これらの書類は主に配偶者控除、基礎控除についての情報を記載する書式です。
基礎控除申告書
年間の所得金額によって基礎控除額が増減します。(高額になるほど控除額が減少)
給与所得と給与所得以外の所得について収入金額と所得金額を記載しましょう。
控除額の計算式は申告書上に記載があります。
配偶者控除等申告書
ここでは、配偶者の情報を記入します。配偶者特別控除を受けない場合はスキップします。

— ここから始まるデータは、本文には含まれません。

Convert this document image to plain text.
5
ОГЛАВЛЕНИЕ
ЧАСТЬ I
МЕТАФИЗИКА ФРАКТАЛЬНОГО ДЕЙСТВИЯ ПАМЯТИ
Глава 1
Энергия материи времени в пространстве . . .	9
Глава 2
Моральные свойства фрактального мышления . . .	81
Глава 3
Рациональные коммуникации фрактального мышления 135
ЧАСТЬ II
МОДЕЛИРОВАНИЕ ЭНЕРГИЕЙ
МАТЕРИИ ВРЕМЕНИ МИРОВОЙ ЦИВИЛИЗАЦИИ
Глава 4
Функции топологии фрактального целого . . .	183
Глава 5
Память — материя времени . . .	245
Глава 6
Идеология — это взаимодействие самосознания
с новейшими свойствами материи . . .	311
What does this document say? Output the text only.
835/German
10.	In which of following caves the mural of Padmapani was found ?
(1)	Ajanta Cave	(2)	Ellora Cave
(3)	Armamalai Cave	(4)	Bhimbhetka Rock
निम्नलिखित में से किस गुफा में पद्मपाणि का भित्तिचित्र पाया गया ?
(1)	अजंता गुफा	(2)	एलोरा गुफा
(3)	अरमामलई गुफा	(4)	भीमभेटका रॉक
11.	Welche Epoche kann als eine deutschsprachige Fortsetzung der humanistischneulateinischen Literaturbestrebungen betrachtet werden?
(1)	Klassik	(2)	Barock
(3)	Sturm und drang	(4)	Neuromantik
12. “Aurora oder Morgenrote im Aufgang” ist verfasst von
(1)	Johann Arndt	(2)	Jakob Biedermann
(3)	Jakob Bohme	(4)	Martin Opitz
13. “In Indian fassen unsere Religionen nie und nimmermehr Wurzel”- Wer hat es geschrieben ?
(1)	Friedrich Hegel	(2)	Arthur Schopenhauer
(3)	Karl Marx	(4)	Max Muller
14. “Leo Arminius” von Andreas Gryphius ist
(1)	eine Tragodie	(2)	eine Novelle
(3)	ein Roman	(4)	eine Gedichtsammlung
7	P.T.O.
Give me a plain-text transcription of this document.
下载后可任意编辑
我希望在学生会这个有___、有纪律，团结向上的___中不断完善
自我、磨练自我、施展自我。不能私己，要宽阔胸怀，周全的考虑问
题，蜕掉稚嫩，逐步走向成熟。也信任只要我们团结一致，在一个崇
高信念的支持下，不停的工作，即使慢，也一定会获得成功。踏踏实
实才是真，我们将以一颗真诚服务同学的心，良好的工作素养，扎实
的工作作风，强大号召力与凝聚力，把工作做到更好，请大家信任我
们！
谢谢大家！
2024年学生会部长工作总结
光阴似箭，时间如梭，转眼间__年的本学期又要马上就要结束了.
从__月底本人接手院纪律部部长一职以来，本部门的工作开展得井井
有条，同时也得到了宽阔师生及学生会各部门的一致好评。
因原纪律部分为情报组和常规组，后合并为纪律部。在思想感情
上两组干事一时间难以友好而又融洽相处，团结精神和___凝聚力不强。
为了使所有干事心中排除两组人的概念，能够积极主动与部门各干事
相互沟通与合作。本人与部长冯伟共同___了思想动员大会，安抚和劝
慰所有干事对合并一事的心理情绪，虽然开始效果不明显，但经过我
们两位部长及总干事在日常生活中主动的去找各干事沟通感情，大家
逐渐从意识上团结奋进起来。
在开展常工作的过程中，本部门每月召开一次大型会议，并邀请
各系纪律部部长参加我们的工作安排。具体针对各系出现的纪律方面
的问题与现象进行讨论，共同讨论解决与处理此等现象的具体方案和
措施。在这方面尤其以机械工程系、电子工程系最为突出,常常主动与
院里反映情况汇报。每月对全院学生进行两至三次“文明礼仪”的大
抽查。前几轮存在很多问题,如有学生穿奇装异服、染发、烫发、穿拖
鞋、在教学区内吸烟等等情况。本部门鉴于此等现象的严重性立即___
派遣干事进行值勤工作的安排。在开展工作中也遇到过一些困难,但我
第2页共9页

- 配偶者の基本情報: 配偶者の名前、生年月日、個人番号等を記入します。
- 配偶者の合計所得額の見積額:配偶者の年間の給与所得と給与所得以外の所得について収入金額と所得金額を記載しましょう。
- 控除額の計算: ❷の金額を元に控除額を計算します。
所得金額調整控除に関する項目
所得金額調整控除は、本人の給与所得の金額から給与の収入金額(最大1,000万円) から850万円を差し引いた金額の10%相当額(上限15万円)を給与所得額から控除できる制度です。
対象となるのは本人や配偶者、扶養親族が特別障害者に該当する場合や、扶養親族が23歳未満である場合です。
ただし、給与収入が850万円以下の場合は対象外ですので、「所得金額調整控除申告書」の記入は不要です。
以上で、扶養控除等申告書、保険料控除申告書、基礎控除申告書 兼 配偶者控除等申告書兼 所得金額調整控除申告書の書き方の解説は終了です。
リンク先の国税庁の手引きも参照していただいて、正確な情報記載を心がけましょう。
一つ一つ見ていくとそこまで難しくないね
計算が必要な部分は全て申告書上に計算方法がちゃんと書いてあるしね
年末調整についてよくある質問
この記事に関してよくある質問をいくつか紹介します
以上が、年末調整に関する詳細な情報と手続きの概要です。適切な手続きを行って、税金の計算や納付を適切に行いましょう。